If you would rather have a larger, more resonant tone, then the curved hole edition of the Zenith or De Luxe might be a much better option. Our De Luxe had the additional advantage of getting a larger figure than the Zenith, however, the greater Dot likely was affected more by its own round hole layout compared to its larger size. The De Luxe is a remarkable powerhouse either manner, with competitive volume projection along with a marginally wider frequency range using larger bass and much more complicated treble.
The electronic equipment amplify the natural acoustic tone and temperament of both versions in true perfection. The master EQ provides exactly the perfect amount of bass boost or treble accent, and the machine can manage impressively loud output levels without feeding back.
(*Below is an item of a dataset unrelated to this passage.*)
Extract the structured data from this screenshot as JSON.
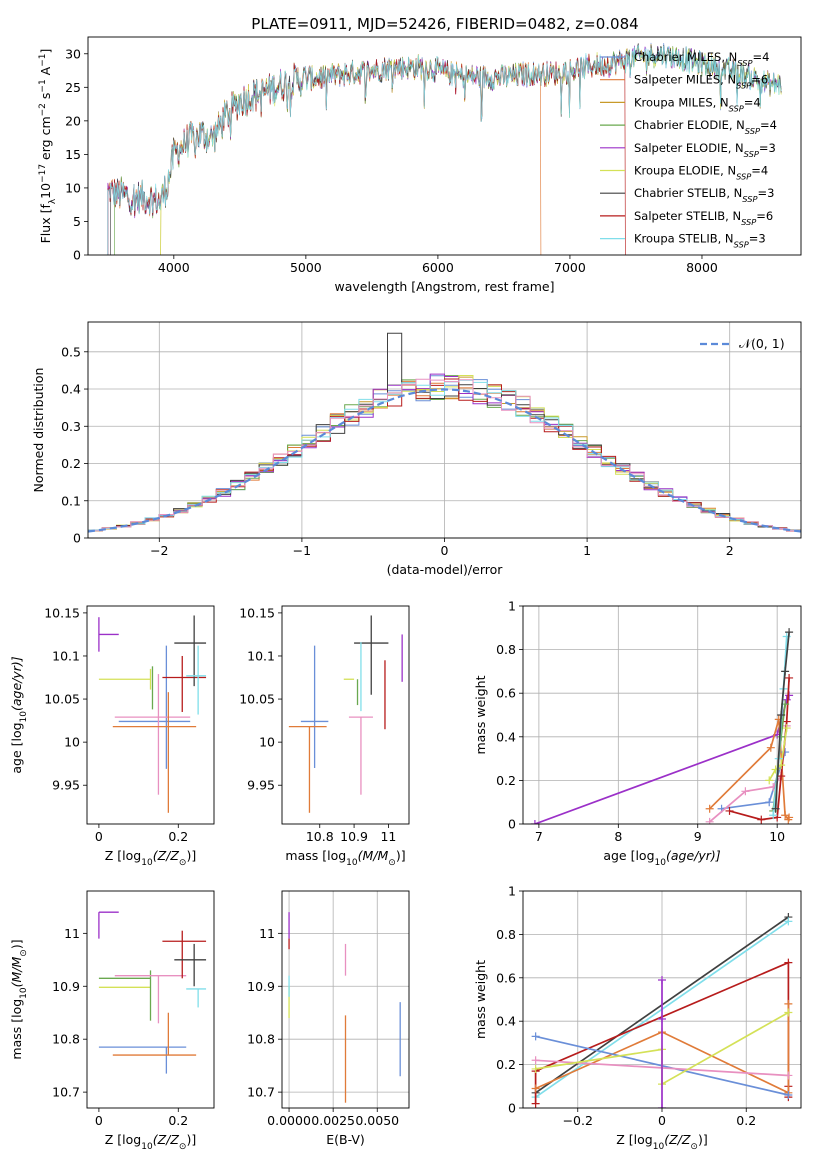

*The Zenith and De Luxe versions are available with either a conventional fhole layout or a round soundhole that provides larger, more resonant tone.
*Both versions have a strong spruce arched top with longitudinal bracing to create rapid, percussive assault and outstanding volume projection.
*The Shadow NanoFlex HD undersaddle pickup and eSonic HD preamp system simplifies the guitar’s archtop tone together with all of its natural heat and body.
THE BOTTOM LINE If you want to know more about how does electric guitar produce sound, just look into Electricguitarguide.
The Epiphone Masterbilt Century Collection guitars are an ideal affordable selection for any guitarist interested in researching the signature sound of an archtop acoustic guitar or even anybody who would like a finely crafted, visually gorgeous acoustic guitar for performing and recording.